South Africa has won back-to-back and is the current title-holders. With four tournaments done and dusted and six left every team is out to beat South Africa. The fact that six of their key players are lost to sevens due to them playing fifteens is not a situation that I would wish on any coach.
We all are aware that Neil Powell is now busy rebuilding the team and he is slowly blending the youth with the experienced players,” he said
The six players that are not in current the SA Sevens team are Seabelo Senatla, Kwagga Smith, Ruhan Nel, Rosko Speckman, Dylan Sage and Tim Agaba and they were the core players in the Blitzboks.
With twenty plus tournaments per player, Powell not only lost experience but also the gelling of the team.
“The reason why I am in favour of academies or high performance is that the players are playing together for long periods, train together, they can pre-empt what the other one is going to do and they know how to execute the game plan.
There are no margin for errors in a sevens match as that could cost you the game. When these Academy players are drafted into the senior team, you are bound to struggle in the rebuilding phase.

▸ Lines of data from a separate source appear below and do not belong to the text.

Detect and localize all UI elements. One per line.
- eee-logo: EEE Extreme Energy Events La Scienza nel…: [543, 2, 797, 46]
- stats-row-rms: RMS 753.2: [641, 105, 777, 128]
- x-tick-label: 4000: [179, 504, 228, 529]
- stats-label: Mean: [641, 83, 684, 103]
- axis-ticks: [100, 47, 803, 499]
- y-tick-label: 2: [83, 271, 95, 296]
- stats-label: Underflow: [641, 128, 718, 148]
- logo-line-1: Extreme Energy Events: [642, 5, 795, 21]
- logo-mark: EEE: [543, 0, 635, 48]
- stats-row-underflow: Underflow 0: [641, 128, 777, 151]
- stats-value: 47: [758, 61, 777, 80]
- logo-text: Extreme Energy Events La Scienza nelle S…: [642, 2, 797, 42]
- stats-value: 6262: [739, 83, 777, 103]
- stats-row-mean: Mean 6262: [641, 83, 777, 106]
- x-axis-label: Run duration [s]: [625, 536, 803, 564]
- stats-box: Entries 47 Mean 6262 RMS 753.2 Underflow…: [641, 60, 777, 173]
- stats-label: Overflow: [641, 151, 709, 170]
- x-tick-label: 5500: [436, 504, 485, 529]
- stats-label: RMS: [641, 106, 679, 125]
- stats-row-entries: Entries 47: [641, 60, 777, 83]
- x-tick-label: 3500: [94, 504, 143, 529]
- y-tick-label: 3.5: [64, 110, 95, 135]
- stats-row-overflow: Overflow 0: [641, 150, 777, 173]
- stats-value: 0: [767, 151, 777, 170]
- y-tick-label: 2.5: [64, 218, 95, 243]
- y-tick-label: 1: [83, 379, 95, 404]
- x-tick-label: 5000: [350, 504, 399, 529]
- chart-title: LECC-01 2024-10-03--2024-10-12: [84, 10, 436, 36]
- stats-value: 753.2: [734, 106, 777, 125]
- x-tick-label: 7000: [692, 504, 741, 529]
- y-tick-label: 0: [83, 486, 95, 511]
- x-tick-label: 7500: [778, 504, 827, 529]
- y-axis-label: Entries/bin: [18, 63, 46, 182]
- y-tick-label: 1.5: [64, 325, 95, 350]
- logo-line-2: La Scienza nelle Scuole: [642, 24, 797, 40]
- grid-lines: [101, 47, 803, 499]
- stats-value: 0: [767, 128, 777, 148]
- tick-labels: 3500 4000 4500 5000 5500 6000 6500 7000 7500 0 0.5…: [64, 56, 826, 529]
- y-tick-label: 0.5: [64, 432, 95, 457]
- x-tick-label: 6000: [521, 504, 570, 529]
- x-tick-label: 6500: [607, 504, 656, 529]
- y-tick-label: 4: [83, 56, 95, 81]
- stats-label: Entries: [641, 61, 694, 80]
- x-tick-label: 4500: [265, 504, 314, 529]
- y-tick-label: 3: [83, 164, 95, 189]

With time everything will get better and this is why I would love to try set up something similar to what I saw here at the SAS Academy in Russia, to benefit the players. As you know, it is winter in Russia with snow, icy winds and cold weather in general.

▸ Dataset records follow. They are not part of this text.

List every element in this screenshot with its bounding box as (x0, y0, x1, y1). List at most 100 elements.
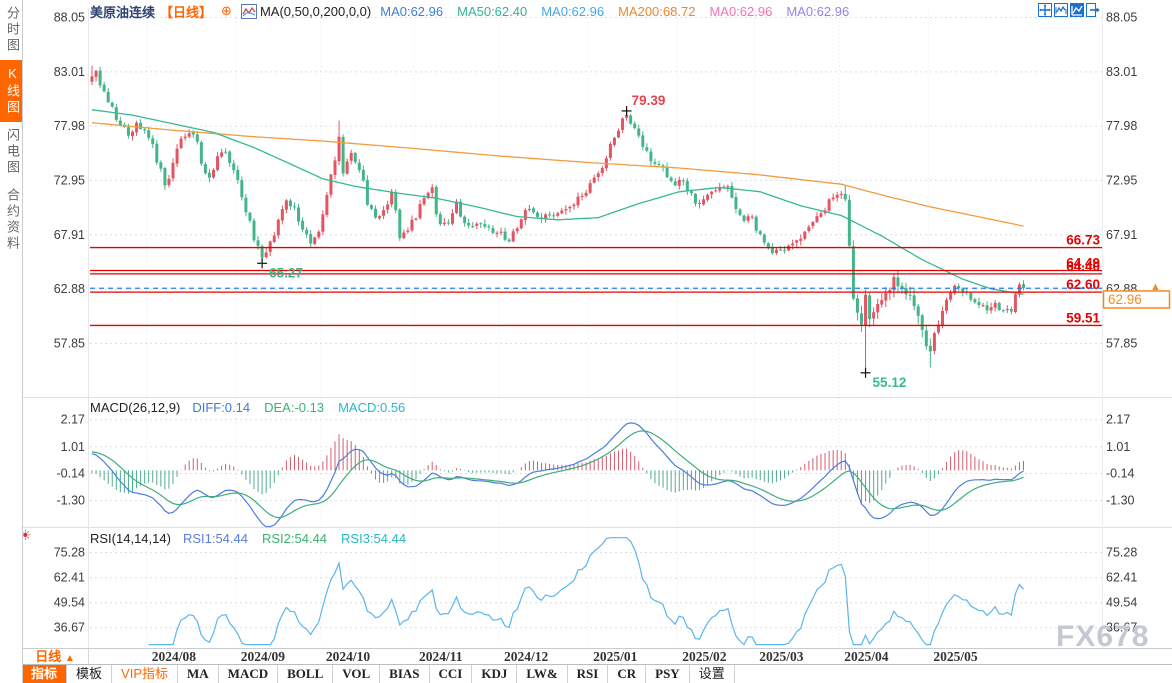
month-label-2024/12: 2024/12 (504, 649, 549, 664)
macd-panel-header: MACD(26,12,9) DIFF:0.14 DEA:-0.13 MACD:0.5… (90, 400, 405, 415)
svg-text:83.01: 83.01 (1106, 65, 1137, 79)
svg-text:-0.14: -0.14 (57, 467, 86, 481)
svg-text:88.05: 88.05 (1106, 11, 1137, 25)
toolbar-tab-LW&[interactable]: LW& (517, 665, 568, 683)
toolbar-tab-指标[interactable]: 指标 (22, 665, 68, 683)
svg-text:59.51: 59.51 (1066, 310, 1100, 325)
month-label-2024/08: 2024/08 (151, 649, 196, 664)
month-label-2024/10: 2024/10 (325, 649, 371, 664)
symbol-name: 美原油连续 (90, 4, 156, 20)
svg-text:49.54: 49.54 (1106, 596, 1137, 610)
svg-text:1.01: 1.01 (61, 440, 85, 454)
chart-canvas[interactable]: 88.05 88.05 83.01 83.01 77.98 77.98 72.95 72.95… (0, 0, 1172, 648)
svg-text:2.17: 2.17 (61, 413, 85, 427)
month-label-2024/09: 2024/09 (240, 649, 286, 664)
month-label-2024/11: 2024/11 (419, 649, 463, 664)
sidebar-tab-kline[interactable]: K线图 (0, 60, 22, 122)
svg-text:67.91: 67.91 (1106, 228, 1137, 242)
svg-text:36.67: 36.67 (1106, 621, 1137, 635)
svg-text:88.05: 88.05 (54, 11, 85, 25)
svg-text:▲: ▲ (1150, 281, 1161, 293)
ma-value-1: MA50:62.40 (457, 3, 528, 19)
sidebar-tab-flash[interactable]: 闪电图 (5, 128, 20, 176)
candlestick-chart-icon[interactable] (1054, 3, 1068, 17)
ma-formula: MA(0,50,0,200,0,0) (259, 3, 372, 19)
month-label-2025/03: 2025/03 (759, 649, 804, 664)
svg-text:65.27: 65.27 (269, 265, 303, 280)
macd-value-0: DIFF:0.14 (192, 400, 251, 415)
fx678-watermark: FX678 (1056, 620, 1150, 653)
ma-legend-icon[interactable] (240, 3, 257, 19)
rsi-value-0: RSI1:54.44 (182, 531, 248, 546)
svg-text:-1.30: -1.30 (1106, 494, 1135, 508)
svg-text:62.60: 62.60 (1066, 277, 1100, 292)
rsi-panel-header: RSI(14,14,14) RSI1:54.44 RSI2:54.44 RSI3:5… (90, 531, 406, 546)
toolbar-tab-BIAS[interactable]: BIAS (380, 665, 430, 683)
svg-text:62.88: 62.88 (54, 282, 85, 296)
exit-chart-icon[interactable] (1086, 3, 1100, 17)
svg-text:83.01: 83.01 (54, 65, 85, 79)
add-indicator-icon[interactable]: ⊕ (221, 3, 232, 18)
period-up-arrow: ▲ (64, 653, 75, 664)
svg-text:57.85: 57.85 (54, 336, 85, 350)
period-selector[interactable]: 日线 ▲ (22, 649, 89, 664)
macd-value-1: DEA:-0.13 (264, 400, 325, 415)
toolbar-tab-模板[interactable]: 模板 (67, 665, 113, 683)
ma-value-0: MA0:62.96 (380, 3, 444, 19)
left-sidebar: 分时图 K线图 闪电图 合约资料 (0, 0, 23, 683)
toolbar-tab-MA[interactable]: MA (178, 665, 219, 683)
svg-text:2.17: 2.17 (1106, 413, 1130, 427)
crosshair-move-icon[interactable] (1038, 3, 1052, 17)
ma-value-3: MA200:68.72 (618, 3, 696, 19)
toolbar-tab-MACD[interactable]: MACD (219, 665, 279, 683)
macd-title: MACD(26,12,9) (90, 400, 181, 415)
ma-value-2: MA0:62.96 (541, 3, 605, 19)
month-label-2025/04: 2025/04 (844, 649, 889, 664)
month-label-2025/01: 2025/01 (593, 649, 638, 664)
current-price-box: 62.96 ▲ (1102, 281, 1171, 309)
svg-text:-1.30: -1.30 (57, 494, 86, 508)
svg-text:72.95: 72.95 (1106, 173, 1137, 187)
svg-text:62.41: 62.41 (54, 571, 85, 585)
toolbar-tab-PSY[interactable]: PSY (646, 665, 690, 683)
toolbar-tab-KDJ[interactable]: KDJ (472, 665, 518, 683)
svg-text:62.96: 62.96 (1108, 292, 1142, 307)
ma-value-4: MA0:62.96 (709, 3, 773, 19)
toolbar-tab-VIP指标[interactable]: VIP指标 (112, 665, 178, 683)
svg-text:64.40: 64.40 (1066, 259, 1100, 274)
toolbar-tab-RSI[interactable]: RSI (568, 665, 609, 683)
svg-text:79.39: 79.39 (632, 93, 666, 108)
ma-value-list: MA0:62.96 MA50:62.40 MA0:62.96 MA200:68.72 M… (380, 4, 849, 19)
toolbar-tab-CCI[interactable]: CCI (430, 665, 473, 683)
svg-text:67.91: 67.91 (54, 228, 85, 242)
indicator-toolbar: 指标 模板 VIP指标 MA MACD BOLL VOL BIAS CCI KDJ LW& RSI CR… (22, 664, 1172, 683)
sidebar-tab-contract-info[interactable]: 合约资料 (5, 188, 20, 252)
svg-text:55.12: 55.12 (873, 375, 907, 390)
chart-header: 美原油连续 【日线】 ⊕ MA(0,50,0,200,0,0) MA0:62.96 M… (90, 2, 849, 20)
svg-text:77.98: 77.98 (1106, 119, 1137, 133)
line-chart-icon[interactable] (1070, 3, 1084, 17)
macd-value-list: DIFF:0.14 DEA:-0.13 MACD:0.56 (192, 400, 405, 415)
date-axis-row: 日线 ▲ 2024/08 2024/09 2024/10 2024/11 2024/12… (22, 648, 1172, 664)
svg-text:-0.14: -0.14 (1106, 467, 1135, 481)
svg-text:36.67: 36.67 (54, 621, 85, 635)
toolbar-tab-BOLL[interactable]: BOLL (278, 665, 334, 683)
rsi-title: RSI(14,14,14) (90, 531, 171, 546)
toolbar-tab-设置[interactable]: 设置 (690, 665, 735, 683)
rsi-value-list: RSI1:54.44 RSI2:54.44 RSI3:54.44 (183, 531, 406, 546)
svg-text:66.73: 66.73 (1066, 233, 1100, 248)
ma-value-5: MA0:62.96 (786, 3, 850, 19)
rsi-value-2: RSI3:54.44 (341, 531, 407, 546)
chart-toolbar-icons (1038, 3, 1100, 17)
svg-text:64.49: 64.49 (1066, 256, 1100, 271)
svg-text:77.98: 77.98 (54, 119, 85, 133)
svg-text:49.54: 49.54 (54, 596, 85, 610)
toolbar-tab-VOL[interactable]: VOL (333, 665, 381, 683)
sidebar-tab-timeline[interactable]: 分时图 (5, 6, 20, 54)
svg-text:1.01: 1.01 (1106, 440, 1130, 454)
svg-text:57.85: 57.85 (1106, 336, 1137, 350)
toolbar-tab-CR[interactable]: CR (608, 665, 647, 683)
month-label-2025/05: 2025/05 (933, 649, 978, 664)
month-label-2025/02: 2025/02 (682, 649, 727, 664)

We are in Cape Town because it is summer and the temperature in Hong Kong is more or less the same as here and the players must get used to playing in extremely hot weather conditions,” Serevi said.
On a question how the Blitzboks can beat Fij he chuckled and said: “I think coach Neil has a fair idea on what to do in Vegas.”
“New Zealand showed the world that Fiji can be beaten. You starve Fiji from the ball to prevent offloads because if you allow them to play off each other then the try is on.
You can’t miss tackles against Fiji, their support is so deadly and you have to bring them down. Keep in mind that the Fijians have long strides and are not easy to catch when they are running pass you.
Most important stick to your game plan and what you believe in and don’t adjust your game plan when playing against Fiji. You will make unforced errors and that is when the Fijians will
capitalize and score tries,” he chuckled.
He has great respect for the Blitzboks who is the current HSBC 7s
Champions 2 Series in a row, and wished them well for the rest of the HSBC 7s Series.
He wants to thank the SAS Academy for the hospitality
that he and the Russian team experienced in Stellenbosch.